Romanoffia
Garde à l'eau!
flemingovia:Deus ex machina is a theatrical rather than theological term. Let me give you three sound theological reasons why I do not stop this
First, this trial may be part of my ineffable divine plan, which you (as a mortal) cannot perceive. So although I could stop it, I choose not to. In the christian, rather than flemingovian, tradition the trial and execution of Jesus is seen in this way.
The second possibility lies in the concept of kenosis. Perhaps, as a means of interacting with humanity, I have emptied myself of divine transcendence and become fully human as well as fully divine.
Finally, perhaps I wish you to become a flemingovian without showy miracles like turning the seas to rum. For then it would truly be a matter of faith and trust.
But it is good that you are spiritually enquiring, even if you have not got there yet.
I was thinking more along the Deistic lines of Hume in reference to Deus Ansconditus as it relates to and differs from Deus Ex Machina, as opposed to the literary/dramatic usage.
The way I was using the term "Deus Ex Machina" was along the lines of Hume in Dialogues Concerning Natural Religion:
In a word Cleanthes, a man who follows your hypothesis is able is able perhaps to assert, or conjecture, that the Universe, sometime, arose from something like design: but ... [t]his world, for aught he knows, is very faulty and imperfect ... and was only the first rude essay of some infant deity, who afterwards abandoned it, ashamed of his lame performance. (Hume 1947: 168)
Of course in this context, Hume is somewhat replacing Deus Absconditus with Deus Ex Machina to justify the concept of Providence as a means for God to mould history, etc., without actually having to intervene. I tend to prefer the 18th Century variety of Deism which largely sees little justification of the existence of a personal God - essentially that God is like a watchmaker: God created the universe, so to speak, wound it up like a watch, and then hung out the cosmic "Out to Lunch" sign and then sat back and observes (or not) with an attitude of stercus accidit, so to speak.

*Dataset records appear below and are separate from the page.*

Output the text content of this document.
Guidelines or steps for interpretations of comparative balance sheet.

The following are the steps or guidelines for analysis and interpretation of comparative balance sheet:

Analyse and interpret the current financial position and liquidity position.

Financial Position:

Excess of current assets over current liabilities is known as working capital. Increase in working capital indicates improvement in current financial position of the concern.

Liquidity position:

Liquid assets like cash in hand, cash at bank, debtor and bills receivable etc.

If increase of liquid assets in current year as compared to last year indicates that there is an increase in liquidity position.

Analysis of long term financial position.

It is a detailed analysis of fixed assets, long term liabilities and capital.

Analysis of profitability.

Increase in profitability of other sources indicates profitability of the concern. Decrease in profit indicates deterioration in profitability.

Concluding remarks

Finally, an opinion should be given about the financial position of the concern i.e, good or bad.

If one has had any discourse with Catholic Priests or the Protestant equivalents, they always tend to pose, sooner or later, the question "what if I could absolutely prove to you the existence of a personal God?"
When posed with that question, my stock answer is always, "what, then, would the purpose of faith be?"
Taking such a Deistic stance would tend to justify your claim that miracles are not necessary, and that proof would negate faith and, as Douglas Adams noted in The Hitchhiker's Guide to the Galaxy, God would simply say, "I didn't think of that", vanish in a puff logic.
However, you, in your role of Flemingovia God have in the past claimed various miracles, which if were to be actual miracles would have caused you to have also vanish in a puff of logic. Thus, since you are still here after alleged proof of your miraculous divinity through various miracles means that either your miracles are not miracles and therefore you are not God, or that simply you are not God because you are still here as proof of your existence would negate faith and you would go poof in an existential flash.
Great Bights Mum:All I have to say is it's a good thing the sea isn't rum. Then we'd have to pee in the boat.
That would be a terrible dilemma indeed!
And think of all those incredibly drunk whales at the bottom of the ocean, being at the bottom not because they are drunk but due to the simple physics that alcohol is substantially less dense than water rendering it absolutely impossible for a whale to swim in it. And not to mention the fact that the lower density of alcohol in comparison to water would make the buoyancy of a boat a somewhat precariously unstable proposition.
This can be illustrated by a simple Buoyancy Equations of: Buoyancy Force (B) = ? V g (B) = ? V g in which p=the density of the fluid in question; V=displaced Volume; and g=9.8 (gravitational coefficient for this equation).
Ergo, any whale attempting to swim in a sea of 80 proof or higher Rum would plummet straight to the bottom of the sea, state of intoxication not withstanding.
That said, if a whale could swim in a sea of rum without plummeting to bottom of the sea due to lack of buoyancy, that indeed could possibly be construed as a miracle tantamount to a human walking on water. A human walking on rum would be an even greater miracle but would pose some severe problems as to how that human could efficiently consume rum of a physically impossible density.
Also, not to mention the potential damage to the rum production economy of The North Pacific if the quantity rum were suddenly to become relatively unlimited.
And, of course, everyone would stop drinking rum because whales piss in it. What a horrifying proposition!